Selasa, 04 Mei 2010

Aussie, Ditengah Isu Kebijakan RBA Rate


Pergerakan mata uang mayor terhadap US$ masih dalam kondisi yang belum stabil. Kondisi pasar pada sesi perdagangan pekan lalu masih dipengaruhi oleh sikap pesimis pasar terhadap kondisi ekonomi paska krisis Yunani yang belum juga ditemukan solusi yang tepat. Proposal bantuan sebesar 45milyar Euro nampaknya masih akan membutuhkan dua kali lipatnya. Disamping itu para pelaku pasar juga dalam posisi wait and see jelang akan diadakannya pemilu Inggris 6 Mei yang akan datang.
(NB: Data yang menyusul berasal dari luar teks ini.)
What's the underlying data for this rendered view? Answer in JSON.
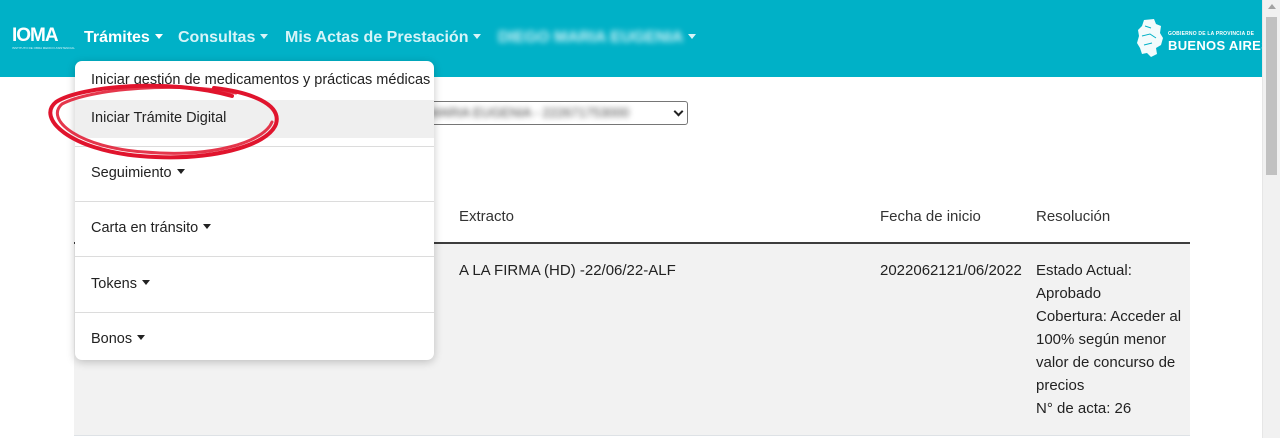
{
  "brand": {
    "name": "IOMA",
    "subtitle": "INSTITUTO DE OBRA MEDICO ASISTENCIAL"
  },
  "nav": {
    "items": [
      {
        "label": "Trámites"
      },
      {
        "label": "Consultas"
      },
      {
        "label": "Mis Actas de Prestación"
      },
      {
        "label": "DIEGO MARIA EUGENIA"
      }
    ]
  },
  "government": {
    "line1": "GOBIERNO DE LA PROVINCIA DE",
    "line2": "BUENOS AIRES"
  },
  "dropdown": {
    "items": [
      {
        "label": "Iniciar gestión de medicamentos y prácticas médicas"
      },
      {
        "label": "Iniciar Trámite Digital"
      },
      {
        "label": "Seguimiento"
      },
      {
        "label": "Carta en tránsito"
      },
      {
        "label": "Tokens"
      },
      {
        "label": "Bonos"
      }
    ]
  },
  "affiliate_select": {
    "value": "MARIA EUGENIA - 222671753000"
  },
  "table": {
    "headers": [
      "Extracto",
      "Fecha de inicio",
      "Resolución"
    ],
    "rows": [
      {
        "extracto": "A LA FIRMA (HD) -22/06/22-ALF",
        "fecha": "2022062121/06/2022",
        "resolucion": [
          "Estado Actual:",
          "Aprobado",
          "Cobertura: Acceder al",
          "100% según menor",
          "valor de concurso de",
          "precios",
          "N° de acta: 26"
        ]
      }
    ]
  },
  "colors": {
    "navbar": "#00b1c7",
    "highlight_circle": "#e0142d"
  }
}
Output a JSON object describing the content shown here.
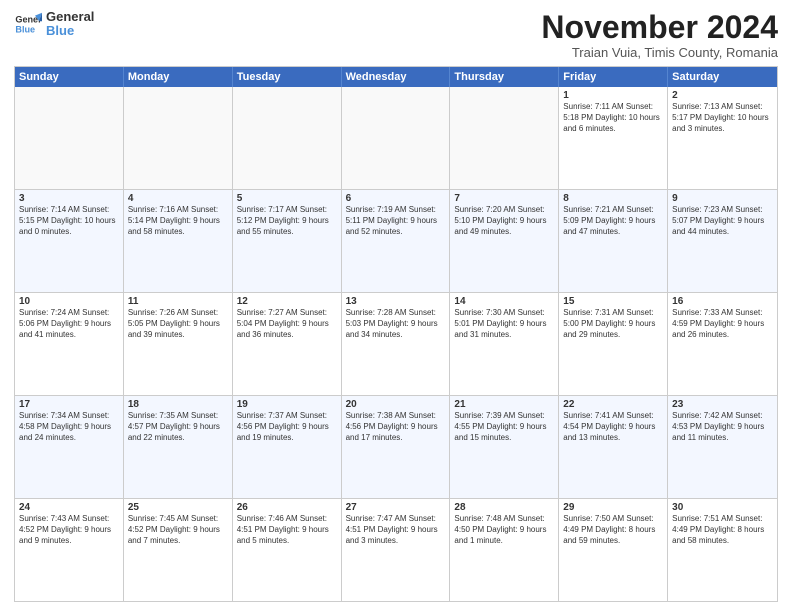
{
  "header": {
    "logo_line1": "General",
    "logo_line2": "Blue",
    "month": "November 2024",
    "location": "Traian Vuia, Timis County, Romania"
  },
  "weekdays": [
    "Sunday",
    "Monday",
    "Tuesday",
    "Wednesday",
    "Thursday",
    "Friday",
    "Saturday"
  ],
  "rows": [
    [
      {
        "day": "",
        "info": "",
        "empty": true
      },
      {
        "day": "",
        "info": "",
        "empty": true
      },
      {
        "day": "",
        "info": "",
        "empty": true
      },
      {
        "day": "",
        "info": "",
        "empty": true
      },
      {
        "day": "",
        "info": "",
        "empty": true
      },
      {
        "day": "1",
        "info": "Sunrise: 7:11 AM\nSunset: 5:18 PM\nDaylight: 10 hours\nand 6 minutes.",
        "empty": false
      },
      {
        "day": "2",
        "info": "Sunrise: 7:13 AM\nSunset: 5:17 PM\nDaylight: 10 hours\nand 3 minutes.",
        "empty": false
      }
    ],
    [
      {
        "day": "3",
        "info": "Sunrise: 7:14 AM\nSunset: 5:15 PM\nDaylight: 10 hours\nand 0 minutes.",
        "empty": false
      },
      {
        "day": "4",
        "info": "Sunrise: 7:16 AM\nSunset: 5:14 PM\nDaylight: 9 hours\nand 58 minutes.",
        "empty": false
      },
      {
        "day": "5",
        "info": "Sunrise: 7:17 AM\nSunset: 5:12 PM\nDaylight: 9 hours\nand 55 minutes.",
        "empty": false
      },
      {
        "day": "6",
        "info": "Sunrise: 7:19 AM\nSunset: 5:11 PM\nDaylight: 9 hours\nand 52 minutes.",
        "empty": false
      },
      {
        "day": "7",
        "info": "Sunrise: 7:20 AM\nSunset: 5:10 PM\nDaylight: 9 hours\nand 49 minutes.",
        "empty": false
      },
      {
        "day": "8",
        "info": "Sunrise: 7:21 AM\nSunset: 5:09 PM\nDaylight: 9 hours\nand 47 minutes.",
        "empty": false
      },
      {
        "day": "9",
        "info": "Sunrise: 7:23 AM\nSunset: 5:07 PM\nDaylight: 9 hours\nand 44 minutes.",
        "empty": false
      }
    ],
    [
      {
        "day": "10",
        "info": "Sunrise: 7:24 AM\nSunset: 5:06 PM\nDaylight: 9 hours\nand 41 minutes.",
        "empty": false
      },
      {
        "day": "11",
        "info": "Sunrise: 7:26 AM\nSunset: 5:05 PM\nDaylight: 9 hours\nand 39 minutes.",
        "empty": false
      },
      {
        "day": "12",
        "info": "Sunrise: 7:27 AM\nSunset: 5:04 PM\nDaylight: 9 hours\nand 36 minutes.",
        "empty": false
      },
      {
        "day": "13",
        "info": "Sunrise: 7:28 AM\nSunset: 5:03 PM\nDaylight: 9 hours\nand 34 minutes.",
        "empty": false
      },
      {
        "day": "14",
        "info": "Sunrise: 7:30 AM\nSunset: 5:01 PM\nDaylight: 9 hours\nand 31 minutes.",
        "empty": false
      },
      {
        "day": "15",
        "info": "Sunrise: 7:31 AM\nSunset: 5:00 PM\nDaylight: 9 hours\nand 29 minutes.",
        "empty": false
      },
      {
        "day": "16",
        "info": "Sunrise: 7:33 AM\nSunset: 4:59 PM\nDaylight: 9 hours\nand 26 minutes.",
        "empty": false
      }
    ],
    [
      {
        "day": "17",
        "info": "Sunrise: 7:34 AM\nSunset: 4:58 PM\nDaylight: 9 hours\nand 24 minutes.",
        "empty": false
      },
      {
        "day": "18",
        "info": "Sunrise: 7:35 AM\nSunset: 4:57 PM\nDaylight: 9 hours\nand 22 minutes.",
        "empty": false
      },
      {
        "day": "19",
        "info": "Sunrise: 7:37 AM\nSunset: 4:56 PM\nDaylight: 9 hours\nand 19 minutes.",
        "empty": false
      },
      {
        "day": "20",
        "info": "Sunrise: 7:38 AM\nSunset: 4:56 PM\nDaylight: 9 hours\nand 17 minutes.",
        "empty": false
      },
      {
        "day": "21",
        "info": "Sunrise: 7:39 AM\nSunset: 4:55 PM\nDaylight: 9 hours\nand 15 minutes.",
        "empty": false
      },
      {
        "day": "22",
        "info": "Sunrise: 7:41 AM\nSunset: 4:54 PM\nDaylight: 9 hours\nand 13 minutes.",
        "empty": false
      },
      {
        "day": "23",
        "info": "Sunrise: 7:42 AM\nSunset: 4:53 PM\nDaylight: 9 hours\nand 11 minutes.",
        "empty": false
      }
    ],
    [
      {
        "day": "24",
        "info": "Sunrise: 7:43 AM\nSunset: 4:52 PM\nDaylight: 9 hours\nand 9 minutes.",
        "empty": false
      },
      {
        "day": "25",
        "info": "Sunrise: 7:45 AM\nSunset: 4:52 PM\nDaylight: 9 hours\nand 7 minutes.",
        "empty": false
      },
      {
        "day": "26",
        "info": "Sunrise: 7:46 AM\nSunset: 4:51 PM\nDaylight: 9 hours\nand 5 minutes.",
        "empty": false
      },
      {
        "day": "27",
        "info": "Sunrise: 7:47 AM\nSunset: 4:51 PM\nDaylight: 9 hours\nand 3 minutes.",
        "empty": false
      },
      {
        "day": "28",
        "info": "Sunrise: 7:48 AM\nSunset: 4:50 PM\nDaylight: 9 hours\nand 1 minute.",
        "empty": false
      },
      {
        "day": "29",
        "info": "Sunrise: 7:50 AM\nSunset: 4:49 PM\nDaylight: 8 hours\nand 59 minutes.",
        "empty": false
      },
      {
        "day": "30",
        "info": "Sunrise: 7:51 AM\nSunset: 4:49 PM\nDaylight: 8 hours\nand 58 minutes.",
        "empty": false
      }
    ]
  ]
}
Sementara itu fokus pasar disamping euro dan pundsterling adalah dollar Australia atau Aussie. Aussie dalam beberapa bulan ini menjadi sorotan pelaku pasar perdagangan karena rilis kebijakan suku bunganya yang naik berturut-turut dengan level terakhir di 4.25% 
Australia merupakan salah satu negara berkembang pertama yang menaikkan suku bunga acuan setelah industri keuangan dunia dihantam krisis yang menyeret sejumlah negara ke resesi. Kenaikkan suku bunga Australia yang terakhir terjadi pada februari 2010 dimana Bank Sentral Australia (Reserve Bank of Australia/RBA) kembali menaikkan suku bunga acuan sebesar 25 basis poin menjadi 4,25%. 
Menurut pernyataan Pejabat RBA, langkah menaikkan suku bunga ini dilakukan karena adanya kecenderungan semakin tumbuhnya pinjaman dan kembali normalnya tingkat inflasi. Kenaikan suku bunga Australia yang diumumkan pada Februari 2010 adalah merupakan yang kelima kalinya dilakukan sejak Oktober tahun 2009 lalu. RBA pertama kali menaikkan suku bunganya sebesar 25 basis poin pada Oktober 2009 lalu.
Sementara itu dari data terbaru bahwa disesi awal kuartal kedua tahun 2010 ini sinyal kenaikkan RBA rate kembali diwacanakan oleh Gubernur RBA, Glenn Stevens, yang mengatakan bahwa data-data ekonomi saat ini terutama dari sektor data harga rumah yang sudah sangat tinggi sehingga mensinyalkan suku bunga perlu dinaikkan untuk menahan laju inflasi. RBA akan mengumumkan kebijakan suku bunganya Selasa, 4 Mei ini dengan perkiraan kembali menaikkan suku bunganya dari 4.25 ke 4.50%
Pada sesi akhir perdagangan bulan April, Aussie tertekan akibat kecemasan paket bantuan Uni Eropa untuk Yunani. Bantuan tersebut ditujukan agar tidak menyebarnya krisis defisit di kawasan zona eropa yang kemudian menurunkan permintaan untuk mata uang ber-yield tinggi. Aussie juga melemah setelah saham Asia turun disertai tekanan sesaat pada harga komoditas emas dan minyak. Namun sikap optimis terhadap pergerakan Aussie ditunjukkan oleh para pelaku perdagangan, para importir dan eksportir Australia. Aussie telah naik 27% terhadap US$ dalam 12 bulan terakhir. Disamping itu penguatan Aussie juga didukung ekspektasi berlanjutnya pengetatan kebijakan moneter bank sentral dan juga kembali bergeraknya sektor komoditi terutama minyak dan emas sehingga support terhadap pergerakan Aussie karena notabene Australia merupakan negara dengan sumber utama devisanya dari sektor ekspor yaitu minyak dan emas.

Market Update
Aussie diperkirakan dalam awal pekan akan bergerak dalam territory positif. Aussie sempat sentuh level terendah untuk tahun 2010 dikisaran level 0.8577 dan level tertinggi dikisaran 0.9380. Sementara itu trend bullish tampaknya masih akan membayangi pergerakan Aussie dalam sepekan perdagangan kali ini dengan range trading dikisaran level 0.9400 - 0.9100 dan support level dikisaran 0.9185 dan resistance level dikisaran 0.9315.
Kembali bergeraknya komoditi dalam territory menguat dan rencana kembali rilisnya kebijakan RBA rate menjadi faktor penguat dari manuver pergerakan Australian dollar.